Richard Szalay
Richard Szalay

Reputation: 84744

Determine the previous commit during a VSTS release

When performing a deployment, I'm looking to perform some optimisations depending on whether certain file paths have been changed since the previous release.

Is there a way to find out what the previous commit hash on the target environment was? I'm guessing it would need to go "Previous Release" -> "Build Artifact" -> "Commit", but I'm stuck on the first step.

To clarify, I want to be able to list the commits displayed in the "Deploy" modal:

enter image description here

Upvotes: 0

Views: 848

Answers (1)

Marina Liu
Marina Liu

Reputation: 38106

If the build definition builds for multiple branches

Then you need to get the last commit sha-1 value by the previous release/build and then get the last commit. The steps to achieve as below:

  1. Get last release

    use the REST API:

    GET https://{account}.vsrm.visualstudio.com/{project}/_apis/release/releases?$top=2&definitionId={id}api-version=4.1-preview.6
    

    And you will get last two releases for a certain release definition. And for the two releases, one is the current release you are deploying, the other is last release.

  2. Get last buildId from last release

    In the first step, you can get the last release logs from the parameter logsContainerUrl. And you can download the last release log to zip and unzip the logs.
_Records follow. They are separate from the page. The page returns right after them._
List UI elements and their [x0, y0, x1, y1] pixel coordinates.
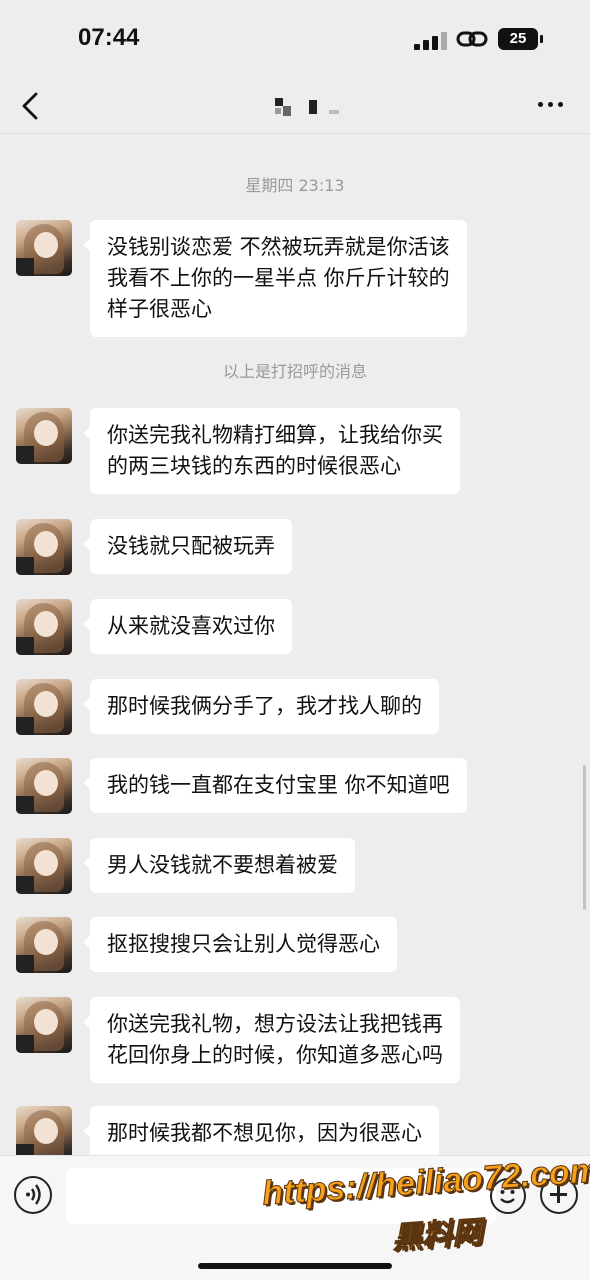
- message-line: 没钱别谈恋爱 不然被玩弄就是你活该: [107, 235, 450, 259]
- avatar[interactable]: [16, 1106, 72, 1162]
- battery-level: 25: [509, 30, 527, 47]
- message-line: 样子很恶心: [107, 297, 212, 321]
- message-line: 我的钱一直都在支付宝里 你不知道吧: [107, 773, 450, 797]
- message-bubble[interactable]: 没钱就只配被玩弄: [83, 519, 292, 574]
- message-line: 那时候我俩分手了，我才找人聊的: [107, 694, 422, 718]
- greeting-notice: 以上是打招呼的消息: [222, 362, 367, 381]
- avatar[interactable]: [16, 519, 72, 575]
- avatar[interactable]: [16, 838, 72, 894]
- link-icon: [456, 31, 488, 47]
- signal-icon: [414, 30, 448, 50]
- contact-name-redacted[interactable]: [275, 98, 345, 116]
- message-line: 男人没钱就不要想着被爱: [107, 853, 338, 877]
- message-bubble[interactable]: 从来就没喜欢过你: [83, 599, 292, 654]
- status-time: 07:44: [78, 24, 140, 51]
- watermark-site-name: 黑料网: [391, 1214, 484, 1257]
- status-bar: 07:44 25: [0, 0, 590, 78]
- message-line: 从来就没喜欢过你: [107, 614, 275, 638]
- message-line: 你送完我礼物精打细算，让我给你买: [107, 423, 443, 447]
- message-bubble[interactable]: 你送完我礼物，想方设法让我把钱再 花回你身上的时候，你知道多恶心吗: [83, 997, 460, 1083]
- message-line: 我看不上你的一星半点 你斤斤计较的: [107, 266, 450, 290]
- home-indicator[interactable]: [198, 1263, 392, 1269]
- message-bubble[interactable]: 没钱别谈恋爱 不然被玩弄就是你活该 我看不上你的一星半点 你斤斤计较的 样子很恶…: [83, 220, 467, 337]
- message-line: 那时候我都不想见你，因为很恶心: [107, 1121, 422, 1145]
- avatar[interactable]: [16, 679, 72, 735]
- avatar[interactable]: [16, 917, 72, 973]
- message-bubble[interactable]: 那时候我都不想见你，因为很恶心: [83, 1106, 439, 1161]
- chat-header: [0, 78, 590, 134]
- message-line: 花回你身上的时候，你知道多恶心吗: [107, 1043, 443, 1067]
- avatar[interactable]: [16, 997, 72, 1053]
- avatar[interactable]: [16, 408, 72, 464]
- message-line: 的两三块钱的东西的时候很恶心: [107, 454, 401, 478]
- avatar[interactable]: [16, 758, 72, 814]
- message-line: 没钱就只配被玩弄: [107, 534, 275, 558]
- more-icon[interactable]: [538, 98, 566, 112]
- avatar[interactable]: [16, 220, 72, 276]
- message-bubble[interactable]: 你送完我礼物精打细算，让我给你买 的两三块钱的东西的时候很恶心: [83, 408, 460, 494]
- avatar[interactable]: [16, 599, 72, 655]
- battery-icon: 25: [498, 28, 543, 50]
- message-line: 你送完我礼物，想方设法让我把钱再: [107, 1012, 443, 1036]
- voice-icon[interactable]: [14, 1176, 52, 1214]
- message-bubble[interactable]: 男人没钱就不要想着被爱: [83, 838, 355, 893]
- message-bubble[interactable]: 抠抠搜搜只会让别人觉得恶心: [83, 917, 397, 972]
- message-bubble[interactable]: 我的钱一直都在支付宝里 你不知道吧: [83, 758, 467, 813]
- message-line: 抠抠搜搜只会让别人觉得恶心: [107, 932, 380, 956]
- chat-timestamp: 星期四 23:13: [245, 176, 345, 195]
- message-bubble[interactable]: 那时候我俩分手了，我才找人聊的: [83, 679, 439, 734]
- back-icon[interactable]: [20, 92, 44, 120]
- scrollbar[interactable]: [583, 765, 586, 910]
Then you can get the buildId from Download artifact step log.

  3. Get last commit sha-1 from buildId

    Use the REST API to get the last build, and you can get the source version (last commit) from response.

If the build definition builds for a certain branch

Then the last commit sha-1 value can be got easier by git commands.

You can use a PowerShell task with below script:

git clone <URL for git repo> repofolder
cd repofolder
git checkout $(Build.SourceBranchName)
$lastcommit=$(git rev-parse HEAD~)
echo "last commit sha-1 value is $lastcommit"

Note:

  • For the git repo URL, you need to procider credential (such as PAT) inside the URL like:

    https://Personal%20Access%20Token:[email protected]/project/_git/repo

  • If the build artifacts is not the Primary artifact for release, you should use the variable $(Release.Artifacts.{alias}.SourceBranchName) instead of $(Build.SourceBranchName) in powershell script.

  • The Fail on Standard Error option in PowerShell task should be deselected.